Ben Kweller
Ben Kweller

 Vous souvenez-vous de l'époque où les mecs qui faisaient du rock en solo gouvernaient les hit-parades, où vous ne pouviez pas allumer la radio sans entendre "Free Fallin'" ou "Born in the U.S.A." ? Ben Kweller n'en a rien oublié. Le nouvel album du chanteur de 25 ans -intitulé Changing Horses, rappelle l’époque ou Petty et Springsteen  ont donné  un coup de jeune à leur rock, et sont devenus encore plus célèbres qu’ils ne l’étaient déjà.

Sur ce troisième album paru chez ATO Records, Kweller utilise un grand nombre d'instruments différents : guitares acoustiques, électriques, basse, piano, glockenspiel, tambourin, xylophone, orgues, batterie, harmonica, et même du triangle. Le tout surplombant des harmonies vocales chatoyantes, afin de créer une œuvre à jamais mélodique, doucement nostalgique, qui montre la profondeur de l’art de cet auteur-compositeur en perpétuelle évolution.

Non seulement ce natif de Greenville (Texas) utilise beaucoup plus d’instruments que sur ses deux albums précédents, mais en plus il joue lui-même de tous ces instruments – de la guitare-slide à la batterie. « C’était intimidant de tout jouer moi-même », dit Kweller. « Certaines personnes de mon entourage pensaient que c’était une idée folle, mais la récompense est d'autant meilleure que l’idée de départ était dingue. »

Il a trouvé un véritable coach en la personne du producteur anglais Gil Norton (Pixies, Foo Fighters), vers qui il s’est tourné pour l’aider a réaliser son projet. « Gil m’a donné de l’assurance pour montrer aux gens que je pouvais faire ça », dit-il.

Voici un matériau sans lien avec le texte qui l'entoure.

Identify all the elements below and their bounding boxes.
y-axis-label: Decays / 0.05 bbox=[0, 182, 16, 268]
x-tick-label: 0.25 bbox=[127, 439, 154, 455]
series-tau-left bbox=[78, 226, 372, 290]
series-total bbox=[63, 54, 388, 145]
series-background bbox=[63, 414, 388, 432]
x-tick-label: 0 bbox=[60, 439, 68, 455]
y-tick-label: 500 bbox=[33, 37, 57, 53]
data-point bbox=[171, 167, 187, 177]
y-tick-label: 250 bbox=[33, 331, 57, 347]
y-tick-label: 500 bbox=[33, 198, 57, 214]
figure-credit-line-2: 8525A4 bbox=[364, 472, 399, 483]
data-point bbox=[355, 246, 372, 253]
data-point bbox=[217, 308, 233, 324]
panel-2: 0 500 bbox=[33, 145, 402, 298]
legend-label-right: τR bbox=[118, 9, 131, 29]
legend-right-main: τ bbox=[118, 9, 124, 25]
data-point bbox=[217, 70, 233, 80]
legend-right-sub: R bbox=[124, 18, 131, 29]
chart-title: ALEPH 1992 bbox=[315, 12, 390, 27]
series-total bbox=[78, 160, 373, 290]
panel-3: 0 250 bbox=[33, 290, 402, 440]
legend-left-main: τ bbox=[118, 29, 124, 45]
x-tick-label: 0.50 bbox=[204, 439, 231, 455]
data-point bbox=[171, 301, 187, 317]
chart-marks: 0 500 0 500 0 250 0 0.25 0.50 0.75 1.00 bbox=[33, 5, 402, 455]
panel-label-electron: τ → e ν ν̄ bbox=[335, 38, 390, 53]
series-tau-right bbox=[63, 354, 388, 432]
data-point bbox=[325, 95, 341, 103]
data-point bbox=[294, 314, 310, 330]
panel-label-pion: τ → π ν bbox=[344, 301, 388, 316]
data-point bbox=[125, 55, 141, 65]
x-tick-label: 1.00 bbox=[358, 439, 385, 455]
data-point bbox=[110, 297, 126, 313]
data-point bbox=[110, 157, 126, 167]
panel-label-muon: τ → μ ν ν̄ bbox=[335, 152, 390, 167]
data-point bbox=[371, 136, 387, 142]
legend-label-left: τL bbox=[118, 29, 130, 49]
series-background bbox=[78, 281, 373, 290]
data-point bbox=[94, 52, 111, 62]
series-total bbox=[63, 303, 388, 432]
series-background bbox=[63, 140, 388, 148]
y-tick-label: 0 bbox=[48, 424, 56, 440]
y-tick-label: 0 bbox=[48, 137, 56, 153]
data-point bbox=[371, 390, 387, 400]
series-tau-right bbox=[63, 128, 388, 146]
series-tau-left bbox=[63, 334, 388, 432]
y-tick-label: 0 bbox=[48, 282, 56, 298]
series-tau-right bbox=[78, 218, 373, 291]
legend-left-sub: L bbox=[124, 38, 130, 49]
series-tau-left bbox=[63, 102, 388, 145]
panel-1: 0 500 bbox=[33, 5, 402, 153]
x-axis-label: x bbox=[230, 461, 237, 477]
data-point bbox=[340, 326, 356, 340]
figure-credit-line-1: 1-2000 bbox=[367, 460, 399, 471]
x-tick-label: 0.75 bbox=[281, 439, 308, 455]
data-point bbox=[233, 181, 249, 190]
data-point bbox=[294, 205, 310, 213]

Norton a aussi exercé la fonction d'arrangeur pour Kweller.  « Il est excellent pour trouver la quintessence d’une chanson ou d’une mélodie et la mettre au premier plan. » Ensemble, ces deux-là étaient partis pour créer un véritable mur du son. « J’ai toujours été pour garder les premières prises et préserver leur pureté en ne les surchargeant pas » dit Kweller, « mais il y a quelque chose à l'opposé de ça qui peut être magnifique aussi. »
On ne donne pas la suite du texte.